Performance Dates 8, 9, 10, 13, 14, 15, 16 & 17 September at Vancouver Japanese United Church

Reviewer Karen Fitzgibbon

The story begins with two strange chickens (male and female chickens?) I think one should have been a rooster. The fellow played the ukulele and the gal a guitar. The play as you can tell by the title took place in the back of a truck. The sound effects of the truck starting up and the sliding effects of closing and opening the truck’s steel door were well done.

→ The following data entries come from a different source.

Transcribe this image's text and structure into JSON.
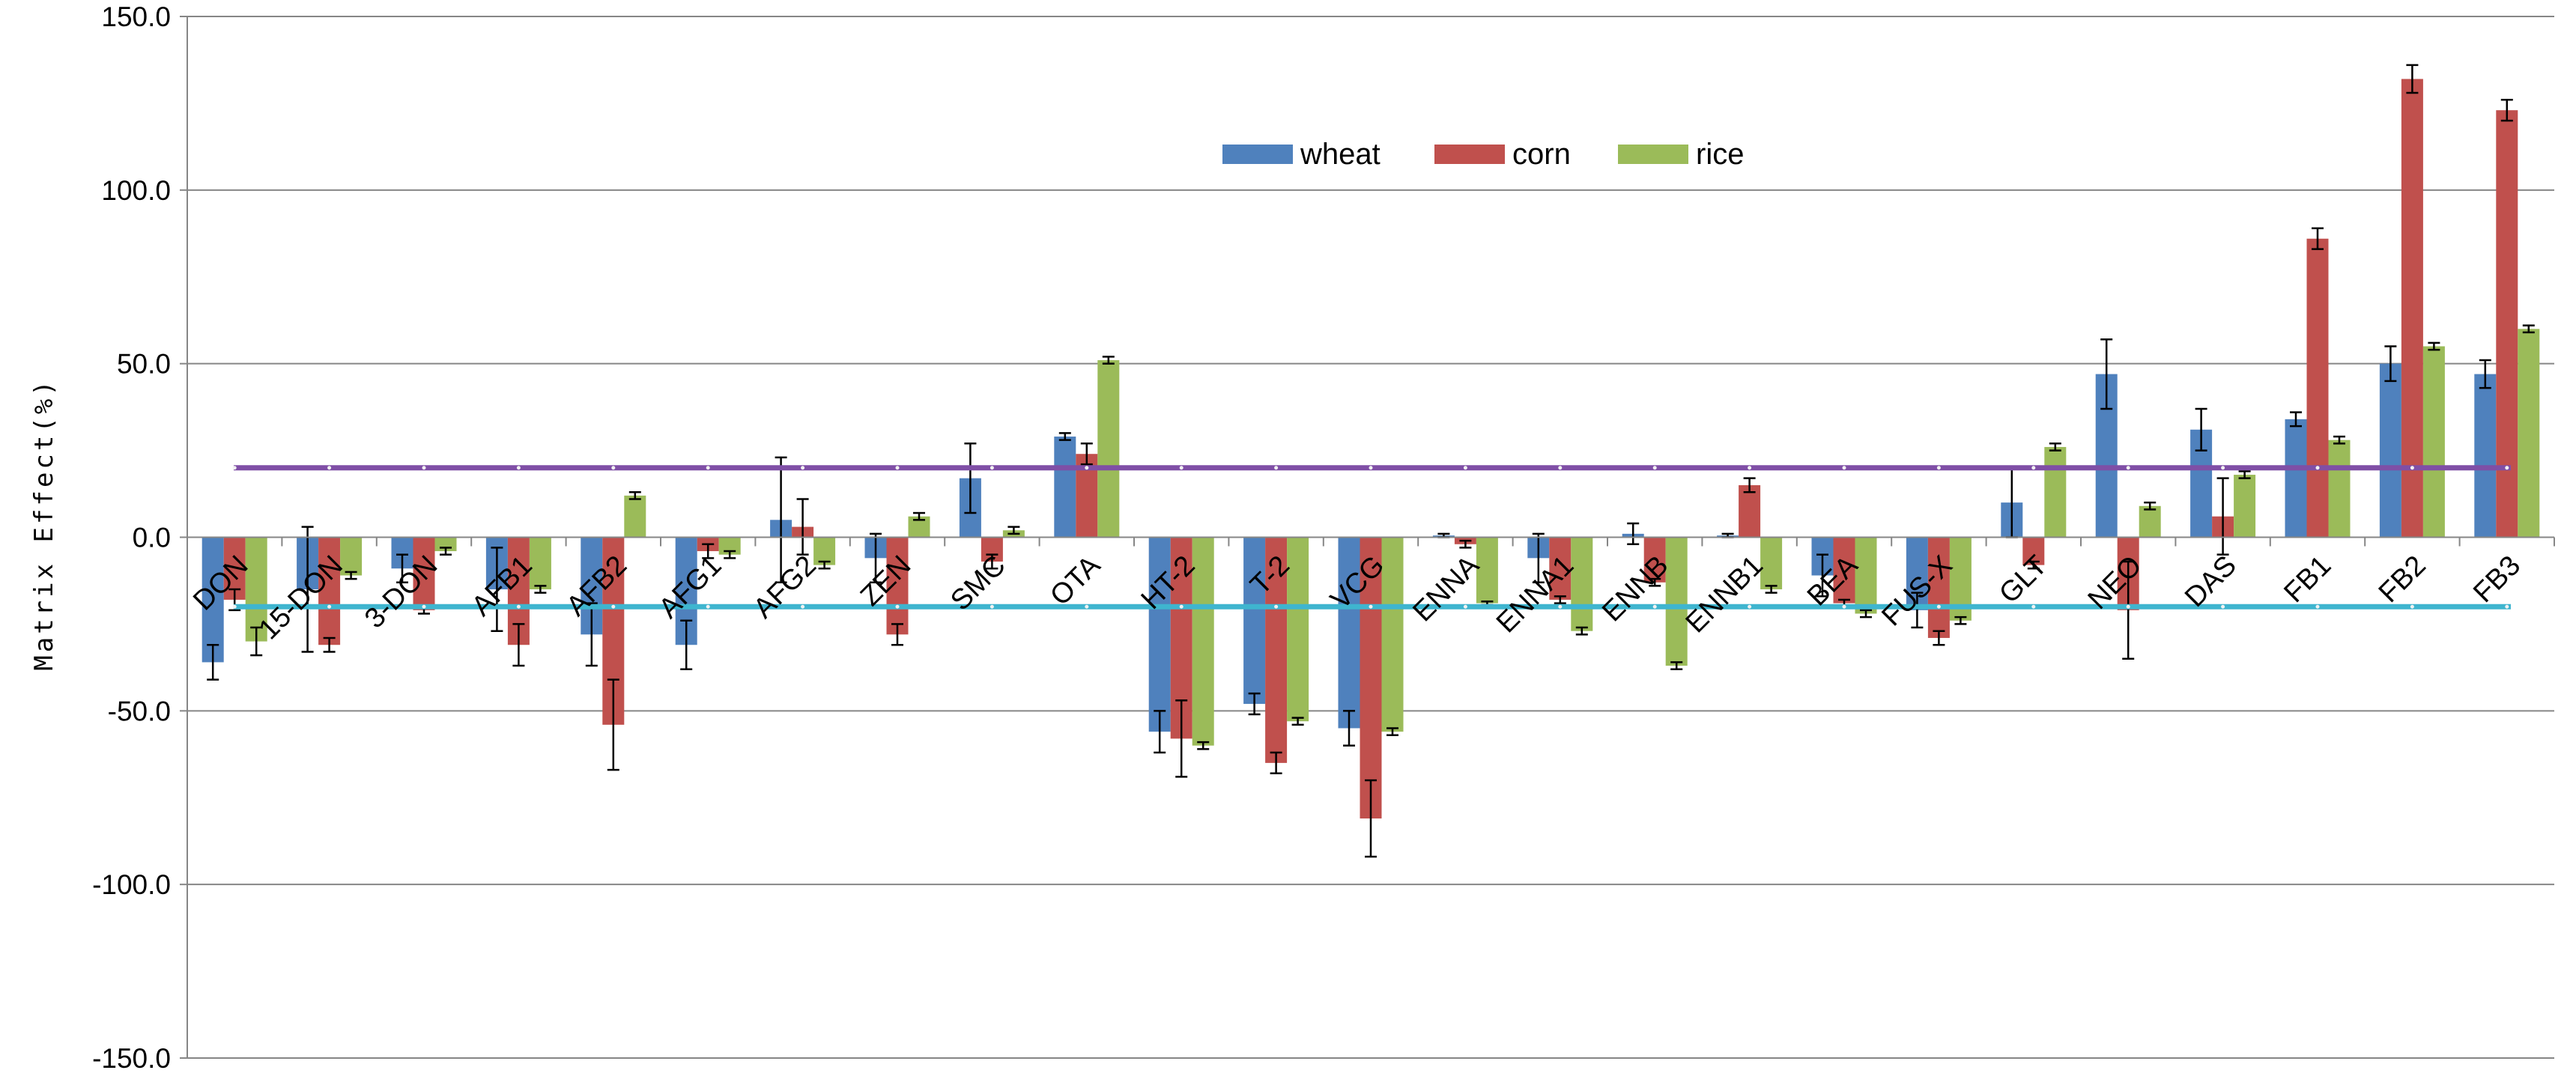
{
  "chart_data": {
    "type": "bar",
    "title": "",
    "xlabel": "",
    "ylabel": "Matrix Effect(%)",
    "ylim": [
      -150,
      150
    ],
    "yticks": [
      150,
      100,
      50,
      0,
      -50,
      -100,
      -150
    ],
    "ytick_labels": [
      "150.0",
      "100.0",
      "50.0",
      "0.0",
      "-50.0",
      "-100.0",
      "-150.0"
    ],
    "grid": true,
    "legend_position": "top-center",
    "categories": [
      "DON",
      "15-DON",
      "3-DON",
      "AFB1",
      "AFB2",
      "AFG1",
      "AFG2",
      "ZEN",
      "SMC",
      "OTA",
      "HT-2",
      "T-2",
      "VCG",
      "ENNA",
      "ENNA1",
      "ENNB",
      "ENNB1",
      "BEA",
      "FUS-X",
      "GLT",
      "NEO",
      "DAS",
      "FB1",
      "FB2",
      "FB3"
    ],
    "series": [
      {
        "name": "wheat",
        "color": "#4F81BD",
        "values": [
          -36,
          -15,
          -9,
          -15,
          -28,
          -31,
          5,
          -6,
          17,
          29,
          -56,
          -48,
          -55,
          0.5,
          -6,
          1,
          0.5,
          -11,
          -21,
          10,
          47,
          31,
          34,
          50,
          47
        ],
        "errors": [
          5,
          18,
          4,
          12,
          9,
          7,
          18,
          7,
          10,
          1,
          6,
          3,
          5,
          0.5,
          7,
          3,
          0.5,
          6,
          5,
          10,
          10,
          6,
          2,
          5,
          4
        ]
      },
      {
        "name": "corn",
        "color": "#C0504D",
        "values": [
          -18,
          -31,
          -21,
          -31,
          -54,
          -4,
          3,
          -28,
          -7,
          24,
          -58,
          -65,
          -81,
          -2,
          -18,
          -13,
          15,
          -19,
          -29,
          -8,
          -21,
          6,
          86,
          132,
          123
        ],
        "errors": [
          3,
          2,
          1,
          6,
          13,
          2,
          8,
          3,
          2,
          3,
          11,
          3,
          11,
          1,
          1,
          1,
          2,
          1,
          2,
          1,
          14,
          11,
          3,
          4,
          3
        ]
      },
      {
        "name": "rice",
        "color": "#9BBB59",
        "values": [
          -30,
          -11,
          -4,
          -15,
          12,
          -5,
          -8,
          6,
          2,
          51,
          -60,
          -53,
          -56,
          -19,
          -27,
          -37,
          -15,
          -22,
          -24,
          26,
          9,
          18,
          28,
          55,
          60
        ],
        "errors": [
          4,
          1,
          1,
          1,
          1,
          1,
          1,
          1,
          1,
          1,
          1,
          1,
          1,
          0.5,
          1,
          1,
          1,
          1,
          1,
          1,
          1,
          1,
          1,
          1,
          1
        ]
      }
    ],
    "reference_lines": [
      {
        "value": 20,
        "color": "#7F4FA6"
      },
      {
        "value": -20,
        "color": "#3FB5CF"
      }
    ]
  }
}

The chickens wondered why they were in the truck and where they were going. Well I guess we all know where chickens go when they die and it isn’t straight to heaven but to wind up as chicken soup on someone’s table first. Soon, we found out that the two strange chickens who have been playing and singing all this time are not chickens but infiltrators taking them to slaughter. Now all hell breaks lose.

I was moved by the performers by their determination and how uniquely they presented themselves. The encouragement for those with physical and mental challenges at Theatre Terrific impressed me.

As time went on the stage scene shifted over to a restaurant that served chicken dinners. There we find 3 chefs putting dinner on and a single customer was chosen from the audience, led to a table and served ….you guess?
It was fun, very different and to the entire production I’d like to say, “Good Job!”

© 2011 Karen Fitzgibbon

Grim and Fischer

Performance Dates 9, 10,11,14,16 & 18 September at Performance Works

Performers Kate Braidwood and Andrew Phoenix

Reviewer Sharon Cairney

As the play opened, the simple stage was bathed in blue lights and the room was filled with the transcendent music of a powerful choir. Fischer emerged from the bathroom, a little old lady wearing sensible walking shoes and sagging in her high-belted dress. Her mask was molded in a charming expression of humorous mischief, while the mask of Grim, was smooth and fittingly neutral as Death.

Without any spoken dialogue, a vast repertoire of body language all helped the story to unfold. The soundtrack of music, along with the sounds of rain and a music box, added another important layer to what we were witnessing. In a touching moment when Fischer caressed the man’s jacket hanging on the clothing rack in her room, it was obvious how much she missed the person who used to be there with her. There were a lot of humorous moments, small and real, as Fischer put up a fight against Death, at one point sparring with him to the tune of Stayin’ Alive. At the end of the play, it seemed only fitting that Kate Braidwood, the mask creator, should emerge from behind the aged face of Fischer in this wonderful performance.